The following obs fields in the results object might be of interest:

  • predictions_knn: here you can find the transferred HNOCA cell type labels for your query dataset
  • type: this annotation lets you quickly distinguish your query dataset from the reference data
  • Hallmark_Glycolysis: in the HNOCA paper, we introduce the concept of a metabolic stress score, which is specific to organoid datasets. ArchMap automatically computes this stress score for your query cells
  • *_uncertainty_euclidean: this provides an uncertainty score per cell regarding the cell type label prediction found in predictions_knn
  • presence_score: as introduced in the HNOCA paper, this score indicates, for every reference cell, how well that cell state is represented in your query dataset.

Use case 2: Mapping an organoid query dataset to the fetal brain atlas

If you want to contextualise your organoid dataset using the recent fetal brain atlas by Braun et al., you can follow the same steps as described above but select the fetal brain reference instead of HNOCA from the ArchMap Core Atlases.
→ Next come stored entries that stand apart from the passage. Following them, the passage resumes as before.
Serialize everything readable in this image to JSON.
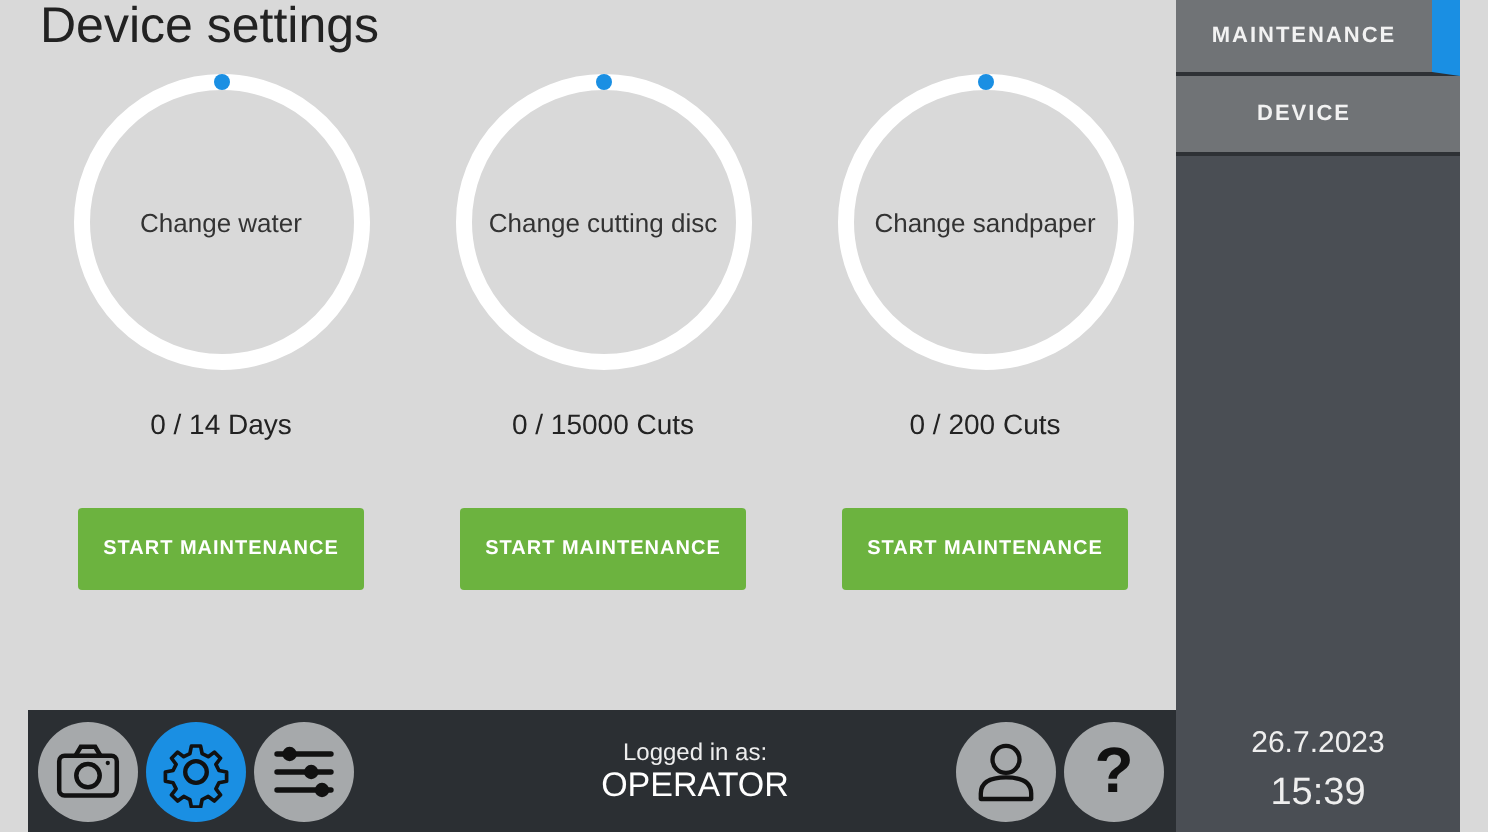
{
  "page": {
    "title": "Device settings"
  },
  "gauges": [
    {
      "label": "Change water",
      "count": "0 / 14 Days",
      "button": "START MAINTENANCE"
    },
    {
      "label": "Change cutting disc",
      "count": "0 / 15000 Cuts",
      "button": "START MAINTENANCE"
    },
    {
      "label": "Change sandpaper",
      "count": "0 / 200 Cuts",
      "button": "START MAINTENANCE"
    }
  ],
  "sidebar": {
    "tabs": [
      {
        "label": "MAINTENANCE",
        "selected": true
      },
      {
        "label": "DEVICE",
        "selected": false
      }
    ],
    "date": "26.7.2023",
    "time": "15:39"
  },
  "bottom_bar": {
    "nav": [
      {
        "kind": "camera",
        "selected": false
      },
      {
        "kind": "settings",
        "selected": true
      },
      {
        "kind": "sliders",
        "selected": false
      }
    ],
    "login_label": "Logged in as:",
    "user": "OPERATOR",
    "help": "?"
  }
}
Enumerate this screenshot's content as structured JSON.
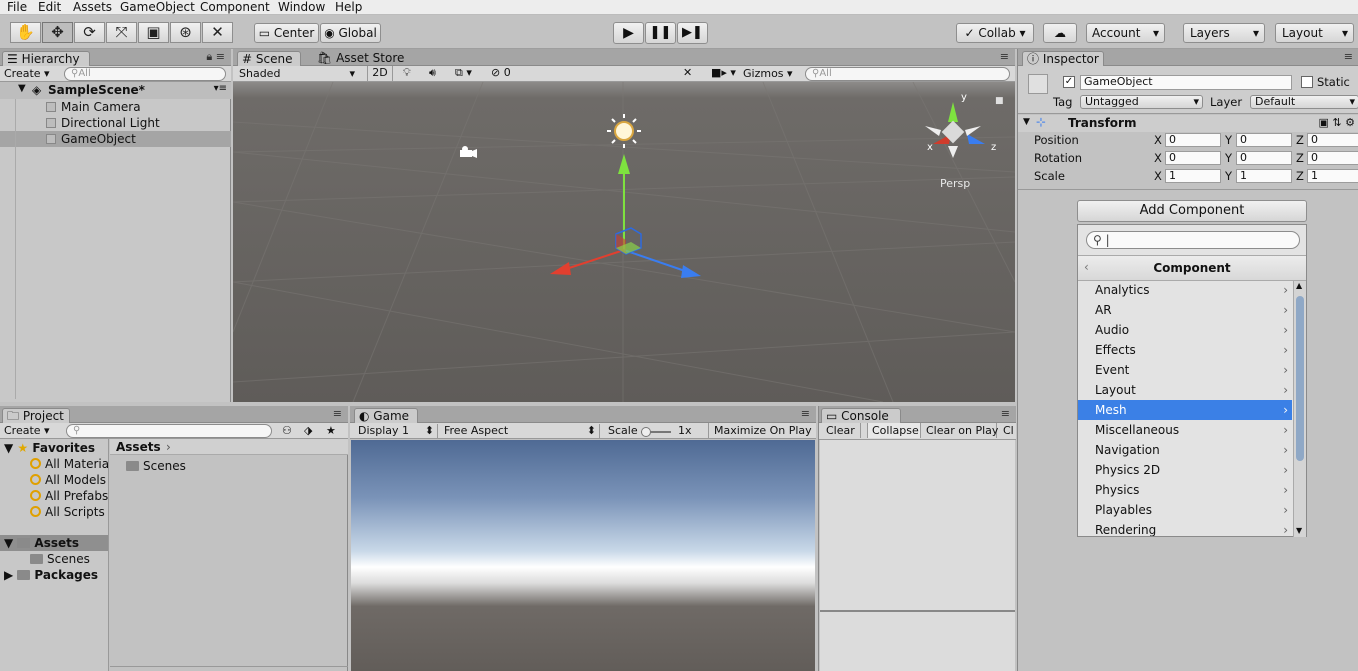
{
  "menu": [
    "File",
    "Edit",
    "Assets",
    "GameObject",
    "Component",
    "Window",
    "Help"
  ],
  "toolbar": {
    "tools": [
      "hand-icon",
      "move-icon",
      "rotate-icon",
      "scale-icon",
      "rect-icon",
      "transform-icon",
      "custom-tool-icon"
    ],
    "pivot_label": "Center",
    "space_label": "Global",
    "collab_label": "Collab",
    "account_label": "Account",
    "layers_label": "Layers",
    "layout_label": "Layout"
  },
  "hierarchy": {
    "tab": "Hierarchy",
    "create": "Create",
    "search_placeholder": "All",
    "scene": "SampleScene*",
    "items": [
      "Main Camera",
      "Directional Light",
      "GameObject"
    ]
  },
  "scene": {
    "tab_scene": "Scene",
    "tab_store": "Asset Store",
    "shading": "Shaded",
    "mode_2d": "2D",
    "hidden_count": "0",
    "gizmos": "Gizmos",
    "search_placeholder": "All",
    "persp": "Persp",
    "axis_x": "x",
    "axis_y": "y",
    "axis_z": "z"
  },
  "inspector": {
    "tab": "Inspector",
    "object_name": "GameObject",
    "static_label": "Static",
    "tag_label": "Tag",
    "tag_value": "Untagged",
    "layer_label": "Layer",
    "layer_value": "Default",
    "transform_label": "Transform",
    "rows": [
      {
        "label": "Position",
        "x": "0",
        "y": "0",
        "z": "0"
      },
      {
        "label": "Rotation",
        "x": "0",
        "y": "0",
        "z": "0"
      },
      {
        "label": "Scale",
        "x": "1",
        "y": "1",
        "z": "1"
      }
    ],
    "axis_x": "X",
    "axis_y": "Y",
    "axis_z": "Z",
    "add_component": "Add Component",
    "component_header": "Component",
    "components": [
      "Analytics",
      "AR",
      "Audio",
      "Effects",
      "Event",
      "Layout",
      "Mesh",
      "Miscellaneous",
      "Navigation",
      "Physics 2D",
      "Physics",
      "Playables",
      "Rendering"
    ],
    "selected_component": "Mesh"
  },
  "project": {
    "tab": "Project",
    "create": "Create",
    "favorites": "Favorites",
    "fav_items": [
      "All Materia",
      "All Models",
      "All Prefabs",
      "All Scripts"
    ],
    "assets": "Assets",
    "scenes": "Scenes",
    "packages": "Packages",
    "breadcrumb": "Assets",
    "folder_scenes": "Scenes"
  },
  "game": {
    "tab": "Game",
    "display": "Display 1",
    "aspect": "Free Aspect",
    "scale_label": "Scale",
    "scale_value": "1x",
    "maximize": "Maximize On Play"
  },
  "console": {
    "tab": "Console",
    "clear": "Clear",
    "collapse": "Collapse",
    "clear_on_play": "Clear on Play",
    "cut": "Cl"
  }
}
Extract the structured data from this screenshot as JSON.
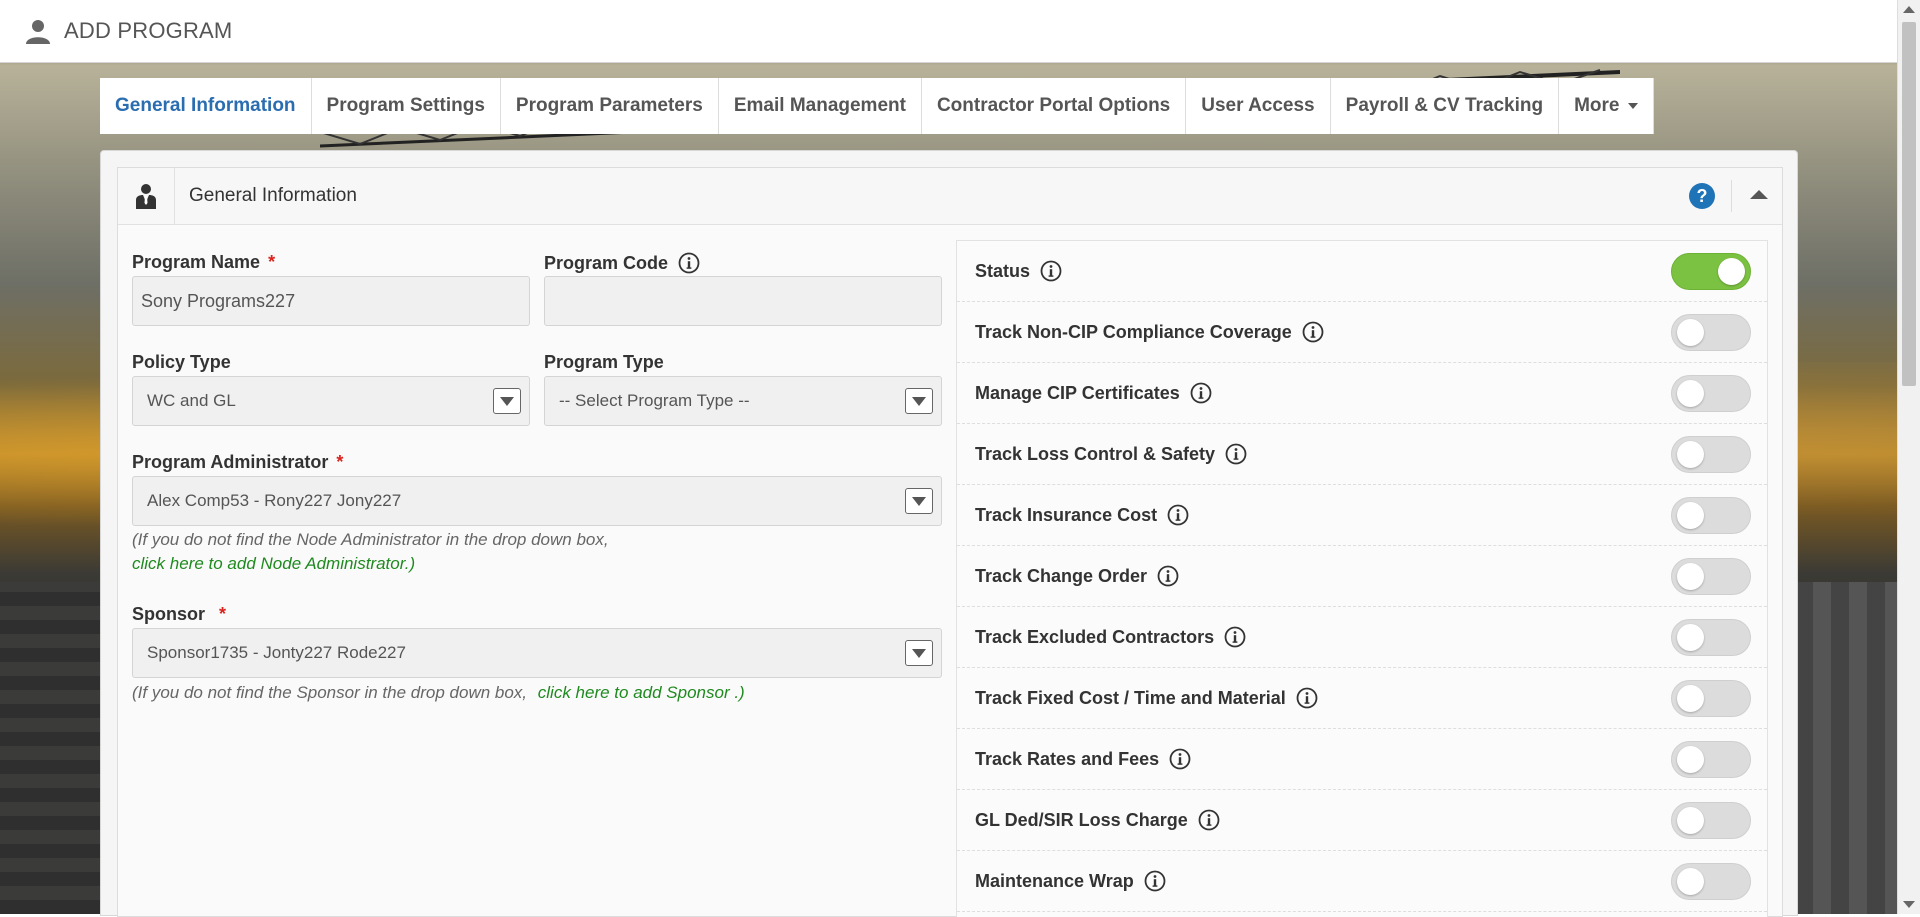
{
  "header": {
    "title": "ADD PROGRAM"
  },
  "tabs": [
    {
      "label": "General Information",
      "active": true
    },
    {
      "label": "Program Settings"
    },
    {
      "label": "Program Parameters"
    },
    {
      "label": "Email Management"
    },
    {
      "label": "Contractor Portal Options"
    },
    {
      "label": "User Access"
    },
    {
      "label": "Payroll & CV Tracking"
    },
    {
      "label": "More"
    }
  ],
  "panel": {
    "title": "General Information"
  },
  "form": {
    "program_name": {
      "label": "Program Name",
      "value": "Sony Programs227",
      "required": "*"
    },
    "program_code": {
      "label": "Program Code",
      "value": ""
    },
    "policy_type": {
      "label": "Policy Type",
      "value": "WC and GL"
    },
    "program_type": {
      "label": "Program Type",
      "value": "-- Select Program Type --"
    },
    "program_admin": {
      "label": "Program Administrator",
      "required": "*",
      "value": "Alex Comp53 - Rony227 Jony227",
      "note": "(If you do not find the Node Administrator in the drop down box,",
      "link": "click here to add Node Administrator.)"
    },
    "sponsor": {
      "label": "Sponsor",
      "required": "*",
      "value": "Sponsor1735 - Jonty227 Rode227",
      "note": "(If you do not find the Sponsor in the drop down box,",
      "link": "click here to add Sponsor .)"
    }
  },
  "toggles": [
    {
      "label": "Status",
      "on": true
    },
    {
      "label": "Track Non-CIP Compliance Coverage",
      "on": false
    },
    {
      "label": "Manage CIP Certificates",
      "on": false
    },
    {
      "label": "Track Loss Control & Safety",
      "on": false
    },
    {
      "label": "Track Insurance Cost",
      "on": false
    },
    {
      "label": "Track Change Order",
      "on": false
    },
    {
      "label": "Track Excluded Contractors",
      "on": false
    },
    {
      "label": "Track Fixed Cost / Time and Material",
      "on": false
    },
    {
      "label": "Track Rates and Fees",
      "on": false
    },
    {
      "label": "GL Ded/SIR Loss Charge",
      "on": false
    },
    {
      "label": "Maintenance Wrap",
      "on": false
    }
  ],
  "colors": {
    "accent": "#2a6db0",
    "toggle_on": "#7cc242",
    "required": "#d9231d",
    "link": "#1f8a1f"
  }
}
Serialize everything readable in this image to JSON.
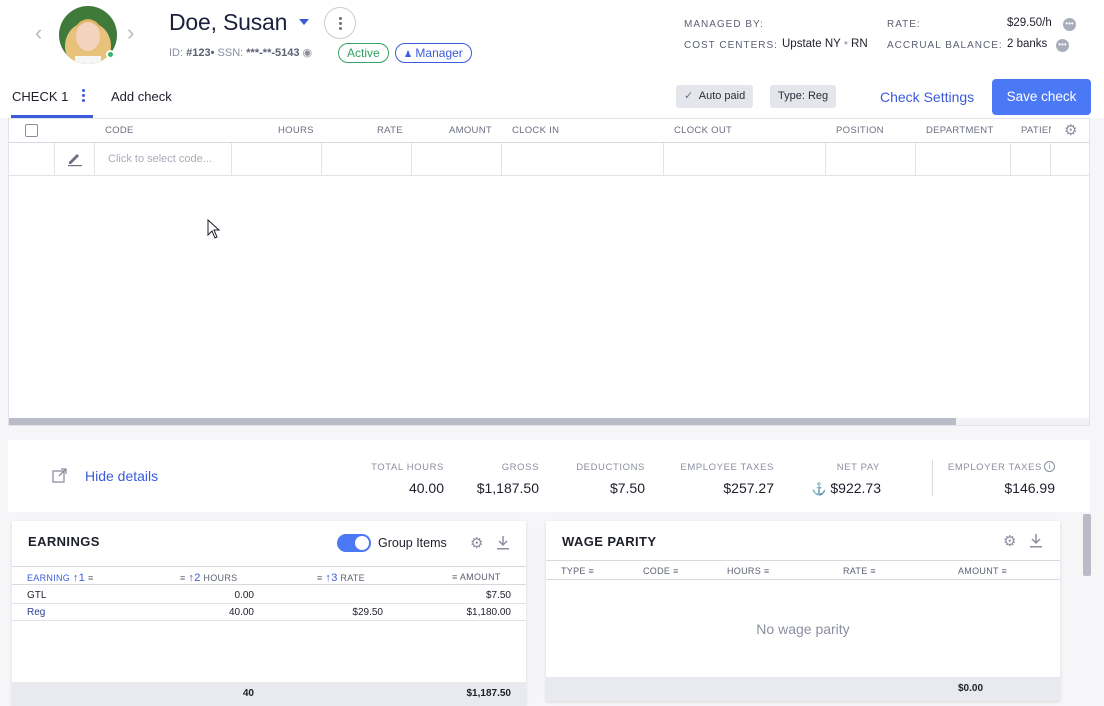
{
  "header": {
    "name": "Doe, Susan",
    "id_label": "ID:",
    "id_value": "#123",
    "ssn_label": "SSN:",
    "ssn_value": "***-**-5143",
    "status_badge": "Active",
    "role_badge": "Manager",
    "managed_by_label": "MANAGED BY:",
    "managed_by_value": "",
    "cost_centers_label": "COST CENTERS:",
    "cost_centers_value": "Upstate NY",
    "cost_centers_value2": "RN",
    "rate_label": "RATE:",
    "rate_value": "$29.50/h",
    "accrual_label": "ACCRUAL BALANCE:",
    "accrual_value": "2 banks"
  },
  "tabs": {
    "check_tab": "CHECK 1",
    "add_check": "Add check",
    "auto_paid": "Auto paid",
    "type_chip": "Type: Reg",
    "check_settings": "Check Settings",
    "save_check": "Save check"
  },
  "grid": {
    "columns": [
      "CODE",
      "HOURS",
      "RATE",
      "AMOUNT",
      "CLOCK IN",
      "CLOCK OUT",
      "POSITION",
      "DEPARTMENT",
      "PATIEN"
    ],
    "code_placeholder": "Click to select code..."
  },
  "totals": {
    "hide_details": "Hide details",
    "total_hours_label": "TOTAL HOURS",
    "total_hours_value": "40.00",
    "gross_label": "GROSS",
    "gross_value": "$1,187.50",
    "deductions_label": "DEDUCTIONS",
    "deductions_value": "$7.50",
    "employee_taxes_label": "EMPLOYEE TAXES",
    "employee_taxes_value": "$257.27",
    "net_pay_label": "NET PAY",
    "net_pay_value": "$922.73",
    "employer_taxes_label": "EMPLOYER TAXES",
    "employer_taxes_value": "$146.99"
  },
  "earnings": {
    "title": "EARNINGS",
    "group_items_label": "Group Items",
    "group_items_on": true,
    "col_earning": "EARNING",
    "sort1": "1",
    "sort2": "2",
    "col_hours": "HOURS",
    "sort3": "3",
    "col_rate": "RATE",
    "col_amount": "AMOUNT",
    "rows": [
      {
        "earning": "GTL",
        "hours": "0.00",
        "rate": "",
        "amount": "$7.50"
      },
      {
        "earning": "Reg",
        "hours": "40.00",
        "rate": "$29.50",
        "amount": "$1,180.00"
      }
    ],
    "footer_hours": "40",
    "footer_amount": "$1,187.50"
  },
  "wage_parity": {
    "title": "WAGE PARITY",
    "col_type": "TYPE",
    "col_code": "CODE",
    "col_hours": "HOURS",
    "col_rate": "RATE",
    "col_amount": "AMOUNT",
    "empty_text": "No wage parity",
    "footer_amount": "$0.00"
  },
  "colors": {
    "accent": "#3b5bdb",
    "primary_button": "#4b79f6",
    "active_green": "#2f9e5e"
  }
}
Note: Mapping organoid data to a primary reference is a challenging integration task, and the mapping might not be satisfactory depending on the query data. We are working on improving this.

The following obs fields in the results object might be of interest:

  • predictions_knn: here you can find the transferred HNOCA cell type labels for your query dataset
  • type: this annotation lets you quickly distinguish your query dataset from the reference data
  • *_uncertainty_euclidean: this provides an uncertainty score per cell regarding the cell type label prediction found in predictions_knn
  • presence_score: as introduced in the HNOCA paper, this score indicates, for every reference cell, how well that cell state is represented in your query dataset.